Three-body calculation of two-body threshold electrodisintegration ofHe3andHe3

Abstract

Threshold two-body electrodisintegration of ${}_{}{}^3{}_{}{}^{}\mathrm{He}$ and ${}_{}{}^3{}_{}{}^{}\mathrm{H}$ is investigated within the context of exact three-body theory. The calculations performed are based on the formalism of Gibson and Lehman. Careful consideration is given to the singularities of the disintegration Born amplitude for this case, since the momentum transfer is not zero, to assure validity of the numerical methods. Calculated results are compared with all the latest threshold ${}_{}{}^3{}_{}{}^{}\mathrm{He}$ electrodisintegration data which sample a range of scattered-electron angles, $92.6°\le {\theta }_e\le 180°$, and incident electron energies, $40 \mathrm{MeV}\le E_0\le 120 \mathrm{MeV}$. Predictions are made for ${}_{}{}^3{}_{}{}^{}\mathrm{H}$ electrodisintegration for some of the same kinematics.

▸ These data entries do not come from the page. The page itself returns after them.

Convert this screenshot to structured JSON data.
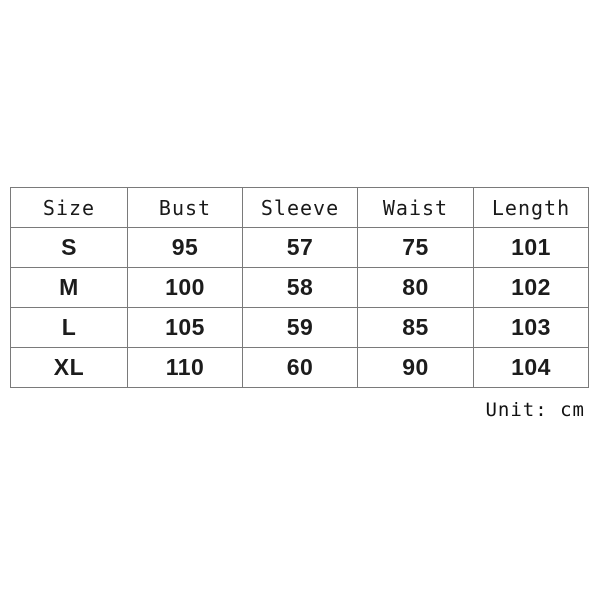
{
  "table": {
    "headers": [
      "Size",
      "Bust",
      "Sleeve",
      "Waist",
      "Length"
    ],
    "rows": [
      {
        "size": "S",
        "bust": "95",
        "sleeve": "57",
        "waist": "75",
        "length": "101"
      },
      {
        "size": "M",
        "bust": "100",
        "sleeve": "58",
        "waist": "80",
        "length": "102"
      },
      {
        "size": "L",
        "bust": "105",
        "sleeve": "59",
        "waist": "85",
        "length": "103"
      },
      {
        "size": "XL",
        "bust": "110",
        "sleeve": "60",
        "waist": "90",
        "length": "104"
      }
    ]
  },
  "unit_note": "Unit: cm",
  "colors": {
    "background": "#ffffff",
    "border": "#7a7a7a",
    "header_text": "#1a1a1a",
    "data_text": "#1c1c1c"
  }
}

The mechanism for the sharp rise as a function of excitation energy in the ($e,e^{\prime }$) cross section for ${\theta }_e\sim 90°$ due to the ${}_{}{}^2{}_{}{}^{}S\to {}_{}{}^2{}_{}{}^{}S$ monopole transition from Coulomb scattering is singled out by examination of the contributions to the Coulomb doublet amplitude. A similar analysis is carried out for the doublet and quartet transverse amplitudes where the ${}_{}{}^2{}_{}{}^{}S\to {}_{}{}^4{}_{}{}^{}P$ magnetic quadrupole transition dominates for excitation energies less than 20 MeV.